As we mentioned, R600 sees a reincarnation of the Ring Bus which can now handle both read and write data (X1k could only handle reads on the Ring Bus while writes were run through a crossbar). An independent DMA controller manages a bus comprised of multiple ring stops. There is one ring stop per pair of memory channels, and each ring stop is connected to two others via a 256 bit wide connection. The ring bus is 1024 wires total and can move read and write data in either direction to follow the shortest path around the ring to or from the memory client or memory.
The Ring Bus allows the PCI Express bus to be treated like just another memory device by the rest of the hardware.

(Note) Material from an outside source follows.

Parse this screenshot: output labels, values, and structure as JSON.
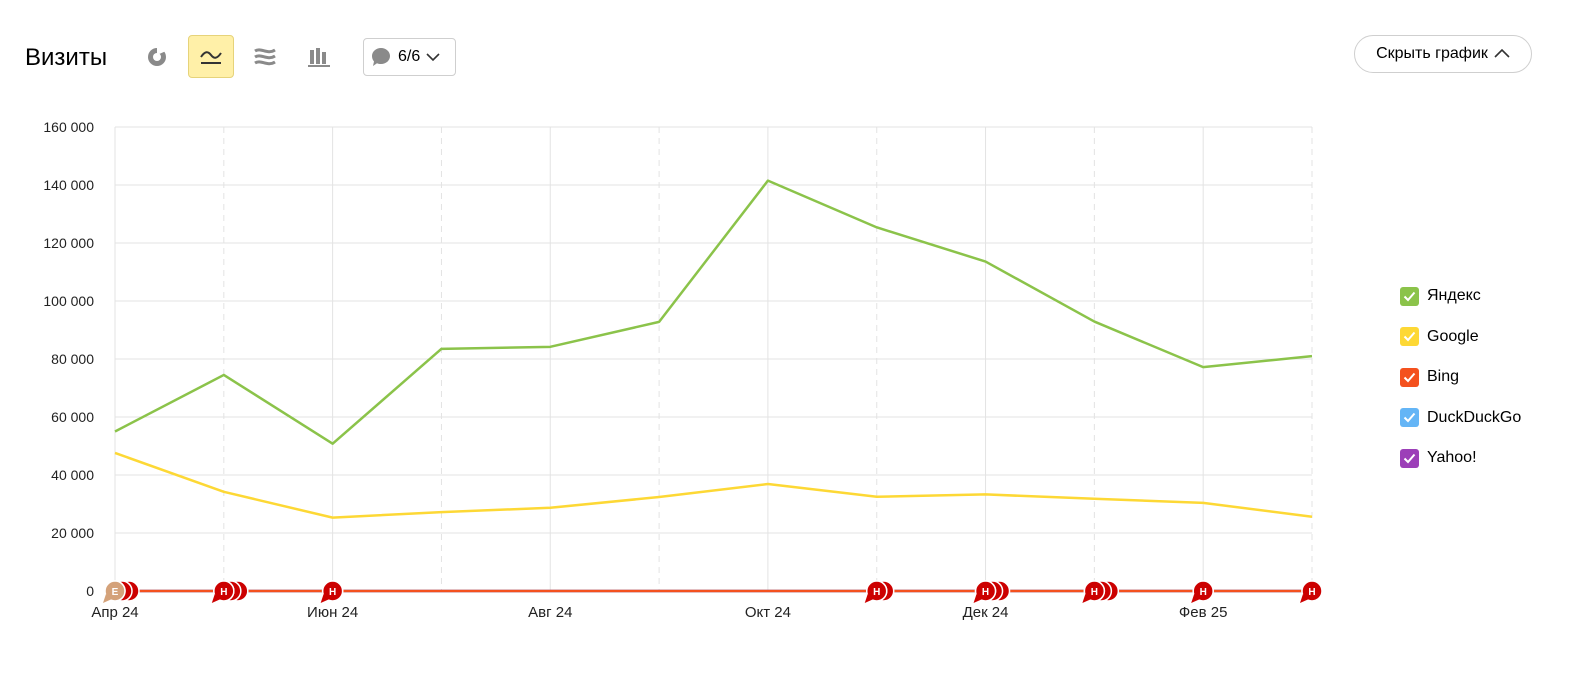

The DMA hardware is able to manage all the traffic to and from onboard and system memory in the same manner, and the memory clients on the GPU don't need to know what device they're talking to. The Ring Bus services 84 read clients and 70 write clients.
The external memory interface is 512-bit, doubling the X1k maximum of 256-bit and surpassing G80's 384-bit memory bus. Memory speeds are lower than on previous generation high end AMD hardware, but total bandwidth is higher. The net result is that AMD only slightly edges out G80 for memory bandwidth.
In implementing the 512-bit memory interface, AMD didn't want to add any more I/O pads to its package. They accomplished this by making use of a stacked I/O pad design. Unfortunately, details were vague on the implementation and methods used to keep clock speed high in spite of the proximity of other high frequency I/O.